Quatre médecins palestiniens de Gaza souffrent de la faim et de mauvaises conditions dans une prison israélienne
JAKARTA - Quatre médecins palestiniens de la bande de Gaza détenus dans des prisons israéliennes ont dit avoir souffert de la faim, décrivant leurs conditions de détention comme « catastrophiques », selon un groupe israélien de défense des droits de l’homme.
Dans une déclaration, le Physicians for Human Rights d'Israël a dit qu'un de ses avocats avait rendu visite aux quatre détenus à la prison de Negev, dans le sud d'Israël, le 11 mai.
L'organisation a identifié les détenus comme étant le Dr Mohammed Obeid, le Dr Hussam Abu Safiya, le Dr Murad al-Qouqa et le Dr Akram Abu Ouda.
Les quatre médecins ont été détenus pendant longtemps sans inculpation, selon la déclaration, rapporte Anadolu (13/5).
Selon le groupe, les détenus ont confirmé que les conditions carcérales n'avaient pas amélioré, y compris la quantité et la qualité des aliments qui leur étaient fournis, qu'ils décrivaient comme « très insuffisantes et dangereuses ».
Les médecins ont également signalé la propagation de la gale parmi les détenus en raison du manque de soins et de la réponse médicale inadéquate à la maladie.
L’organisation a indiqué que les quatre médecins avaient été présentés devant un tribunal israélien au cours des derniers mois, qui avait à maintes reprises prolongé leur détention sans inculpation ni représentation juridique.
Les détenus ont décrit leurs conditions de détention comme « un désastre du point de vue humanitaire et sanitaire », selon la déclaration.

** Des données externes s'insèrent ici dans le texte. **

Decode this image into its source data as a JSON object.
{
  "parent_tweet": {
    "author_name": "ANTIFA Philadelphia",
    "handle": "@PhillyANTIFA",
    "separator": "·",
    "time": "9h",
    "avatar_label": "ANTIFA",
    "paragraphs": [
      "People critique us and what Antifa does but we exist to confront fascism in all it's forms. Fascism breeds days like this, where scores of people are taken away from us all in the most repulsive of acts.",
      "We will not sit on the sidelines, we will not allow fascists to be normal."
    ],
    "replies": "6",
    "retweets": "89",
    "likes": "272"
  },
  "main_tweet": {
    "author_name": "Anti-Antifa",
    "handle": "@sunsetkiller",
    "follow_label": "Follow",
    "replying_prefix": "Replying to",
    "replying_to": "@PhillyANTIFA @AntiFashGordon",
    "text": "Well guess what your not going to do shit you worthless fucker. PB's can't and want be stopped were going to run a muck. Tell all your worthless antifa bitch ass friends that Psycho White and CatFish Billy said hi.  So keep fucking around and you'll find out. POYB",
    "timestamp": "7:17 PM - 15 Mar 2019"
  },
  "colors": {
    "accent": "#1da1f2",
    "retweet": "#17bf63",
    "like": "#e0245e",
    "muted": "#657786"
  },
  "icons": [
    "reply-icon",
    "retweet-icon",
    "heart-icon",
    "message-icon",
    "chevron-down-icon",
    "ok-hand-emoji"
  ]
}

Abu Safiya, directeur du Centre médical Kamal Adwan dans le nord de Gaza, a été arrêté le 27 décembre 2024, après que l'armée israélienne a envahi l'établissement et l'a forcé à sortir sous la menace d'armes après avoir détruit le complexe et l'a rendu inopérant.
Il est connu que l’armée israélienne a tué plus de 72 000 Palestiniens, dont la plupart étaient des femmes et des enfants, et a blessé plus de 172 000 autres dans le génocide de deux ans à Gaza depuis octobre 2023. Des milliers de Palestiniens ont été détenus pendant l’attaque.